Can We Learn to Be More Comfortable in Our Bodies?

Can the art of communal bathing teach us to be more social animals? 

Nestled against Cleveland National Forest sits Glen Ivy Hot Springs, a seventy-mile trip from Los Angeles. Every few months I drive down the 91 to the desert town of Corona to unwind in sulfur baths and saline pools. It is not an inexpensive entry—$46 on weekdays, $64 on weekends—but given the numerous pools and expansive grounds, it is well worth it.

It’s a little luxury for recharging, yet it’s sad that it should seem so. Public baths are ancient and historically reasonably priced. As Jamie Mackay writes on Aeon, bathing has been a “collective act” pervasive across cultures and time. I’ve visited sulfur baths and hammams throughout Morocco, sweat lodges and steam rooms in the Mexican mountains, and spent two days wading and sweating at the famed Széchenyi Thermal Bath in Budapest. I seek water wherever I go.
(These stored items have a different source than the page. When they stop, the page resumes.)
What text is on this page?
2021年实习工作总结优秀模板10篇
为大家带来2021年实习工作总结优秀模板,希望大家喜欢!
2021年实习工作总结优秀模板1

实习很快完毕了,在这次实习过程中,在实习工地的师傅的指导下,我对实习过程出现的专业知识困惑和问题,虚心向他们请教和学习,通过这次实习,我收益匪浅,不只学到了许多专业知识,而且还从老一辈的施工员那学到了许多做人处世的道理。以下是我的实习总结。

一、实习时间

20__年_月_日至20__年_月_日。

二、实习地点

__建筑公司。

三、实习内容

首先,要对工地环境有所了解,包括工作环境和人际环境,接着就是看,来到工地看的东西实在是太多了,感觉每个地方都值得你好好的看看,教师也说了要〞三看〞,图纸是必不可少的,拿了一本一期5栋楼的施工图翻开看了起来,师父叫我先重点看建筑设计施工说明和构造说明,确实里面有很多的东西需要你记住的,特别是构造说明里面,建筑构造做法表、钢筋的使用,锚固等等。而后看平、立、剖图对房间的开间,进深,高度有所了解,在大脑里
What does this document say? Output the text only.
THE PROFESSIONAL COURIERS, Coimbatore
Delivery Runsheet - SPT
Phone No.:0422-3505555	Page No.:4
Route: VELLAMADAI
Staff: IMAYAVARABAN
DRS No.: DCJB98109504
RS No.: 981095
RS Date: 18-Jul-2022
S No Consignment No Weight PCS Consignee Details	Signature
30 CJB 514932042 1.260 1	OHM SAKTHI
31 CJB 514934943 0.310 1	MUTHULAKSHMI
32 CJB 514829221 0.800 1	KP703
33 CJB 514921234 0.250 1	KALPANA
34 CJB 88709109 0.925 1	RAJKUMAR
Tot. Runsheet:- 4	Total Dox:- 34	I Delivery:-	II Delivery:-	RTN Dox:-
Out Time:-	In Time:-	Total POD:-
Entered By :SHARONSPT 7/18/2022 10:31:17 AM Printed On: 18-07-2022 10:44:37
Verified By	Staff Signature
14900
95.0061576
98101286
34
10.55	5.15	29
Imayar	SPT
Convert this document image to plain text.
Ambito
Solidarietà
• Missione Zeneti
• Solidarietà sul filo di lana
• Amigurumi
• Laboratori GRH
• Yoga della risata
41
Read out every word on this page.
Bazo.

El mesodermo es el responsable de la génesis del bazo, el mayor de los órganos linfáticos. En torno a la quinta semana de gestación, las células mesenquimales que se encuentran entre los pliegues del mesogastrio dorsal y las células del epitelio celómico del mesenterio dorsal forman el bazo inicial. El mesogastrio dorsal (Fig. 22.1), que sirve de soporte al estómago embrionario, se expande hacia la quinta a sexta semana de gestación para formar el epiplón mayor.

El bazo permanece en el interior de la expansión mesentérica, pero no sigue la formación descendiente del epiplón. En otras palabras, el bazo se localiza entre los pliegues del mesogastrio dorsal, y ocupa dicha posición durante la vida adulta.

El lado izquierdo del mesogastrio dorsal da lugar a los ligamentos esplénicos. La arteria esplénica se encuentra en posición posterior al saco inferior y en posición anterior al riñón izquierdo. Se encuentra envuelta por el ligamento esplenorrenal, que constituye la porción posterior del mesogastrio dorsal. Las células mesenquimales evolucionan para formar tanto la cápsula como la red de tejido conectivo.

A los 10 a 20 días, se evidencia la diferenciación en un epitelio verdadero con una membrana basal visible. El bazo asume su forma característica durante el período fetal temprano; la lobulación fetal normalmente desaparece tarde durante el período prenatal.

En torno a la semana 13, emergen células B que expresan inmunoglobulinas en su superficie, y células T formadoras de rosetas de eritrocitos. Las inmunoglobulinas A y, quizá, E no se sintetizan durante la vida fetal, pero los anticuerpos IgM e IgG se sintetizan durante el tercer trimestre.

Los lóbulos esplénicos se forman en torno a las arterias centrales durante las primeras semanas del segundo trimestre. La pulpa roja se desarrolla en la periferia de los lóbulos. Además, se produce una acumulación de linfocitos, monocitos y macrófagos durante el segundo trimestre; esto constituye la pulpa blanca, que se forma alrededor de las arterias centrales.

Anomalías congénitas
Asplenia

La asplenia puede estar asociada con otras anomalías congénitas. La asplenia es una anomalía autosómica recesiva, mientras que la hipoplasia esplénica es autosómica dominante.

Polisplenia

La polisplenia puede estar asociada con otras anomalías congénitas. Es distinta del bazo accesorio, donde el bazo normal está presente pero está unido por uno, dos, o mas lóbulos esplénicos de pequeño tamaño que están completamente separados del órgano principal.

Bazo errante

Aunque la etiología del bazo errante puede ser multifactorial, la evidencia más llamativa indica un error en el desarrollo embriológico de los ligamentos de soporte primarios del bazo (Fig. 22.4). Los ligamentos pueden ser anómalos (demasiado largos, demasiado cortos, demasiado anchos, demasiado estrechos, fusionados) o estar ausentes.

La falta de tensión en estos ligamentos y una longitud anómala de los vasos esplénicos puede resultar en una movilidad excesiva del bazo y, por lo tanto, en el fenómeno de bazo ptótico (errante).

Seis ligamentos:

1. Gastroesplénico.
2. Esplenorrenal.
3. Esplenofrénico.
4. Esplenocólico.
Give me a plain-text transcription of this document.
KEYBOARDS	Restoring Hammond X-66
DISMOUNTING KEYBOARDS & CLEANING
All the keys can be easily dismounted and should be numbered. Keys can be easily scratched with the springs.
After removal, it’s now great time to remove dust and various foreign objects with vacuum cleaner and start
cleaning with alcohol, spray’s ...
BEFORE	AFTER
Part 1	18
While Széchenyi is a bit of a grand affair, Moulay Yacoub Thermal Station, located twenty kilometers outside of Fes, is anything but. Built into a mountainside, the retreat is inexpensive and low-key—forget massages, the fire hose washing is sublime. While upscale spas line the tourist region of Casablanca, you can find hammams deep inside the city for three dollars, including a full argan oil treatment, which is much more representative of the bathhouses of old.

If I want to stay in Los Angeles, my choices are limited and pricey. Most are day spas, upselling services to the point where attending just to take the waters seems useless. The unkempt City Spa & Health Center gets you to 200 degrees in the Russian Rock Room, but getting whacked with oak twigs sets you back thirty bucks.

Mackay speculates on why this capitalistic drive should be so. Communal bathing is rare in a world where the ritual of the bathhouse is gone, replaced by a private cleaning regimen performed as quickly as possible. Taking a step back to seek broader implications, he continues:

The eclipse of communal bathing is one symptom of a wider global transformation, away from small ritualistic societies to vast urban metropolises populated by loose networks of private individuals.

Mackay invokes the sociological term “urban alienation,” captured perfectly by Eleanor Rigby in 1966—all the lonely people, where do they all come from? Such a rare historical occurrence could only happen in the modern metropolis, where no one knows your name.

Mackay notes the stark difference in various cultural takes on baths. The Moroccan hammam is a much different experience than the West Hollywood spa I occasionally visit if I’m craving a cold plunge. What unites public bathers worldwide is a sense of community:

What links all these examples, however, is the role such spaces have in bringing together people who might otherwise remain separate, and placing them in a situation of direct physical contact.

Disembodiment is common in a world that’s offloading memory to smart phones and freaking out over the cut (or not-so-cut, as the current contention goes) of bikinis. Mackay discusses the Japanese hadaka no tsukiai, ‘naked association,’ which reminds me of my favorite Bay Area bathhouse.

Archimedes Banya is on the edge of the slowly gentrifying Hunters Point neighborhood, just across the basin from the defunct Candlestick Park. You have two options: clothing or no. Being co-ed, it’s a rare example in America of being fully exposed to members of the opposite sex. And unlike much regarding sexuality in this country, there is little strangeness in disrobing around others. That is, there’s nothing sexual about it.

I learned this lesson nearly two decades ago on the beaches of Barcelona. America has a long and complicated history with the human body. It is treated as something both unabashedly celebrated and ceremoniously censored, often simultaneously. We worship the form while hating our own. In Spain bodies were just bodies, just as in France naked models grace magazine covers and bus stops with no problem.

While Mackay cites the even playing field of economic classes and conservation of energy resources, bodily comfort is perhaps the most relevant social matter of the bathhouse. Being around others in an intimate yet public setting goes a long way in helping dispel our odd reverence and disgust regarding biological realities. As is well known, suppression is the worst way of relating to others. Creating communal spaces where hygiene and honesty are openly explored is a powerful means of closing that emotional gap.

Mackay concludes,

There are pragmatic reasons to re-invent the practice, to be sure, but its anthropological diversity suggests that there might be a more fundamental need for this ancient and deeply human art.

To witness in real time digitally untouched bodies sounds basic, but in America we’re so unaccustomed to anything but perfectly staged selfies that a dose of reality is just what we need. When celebs post the occasional ‘no make-up’ shot we’re supposed to be impressed. More impressive would be turning down the noise of an unattainable perfection and just being ourselves around everyone else.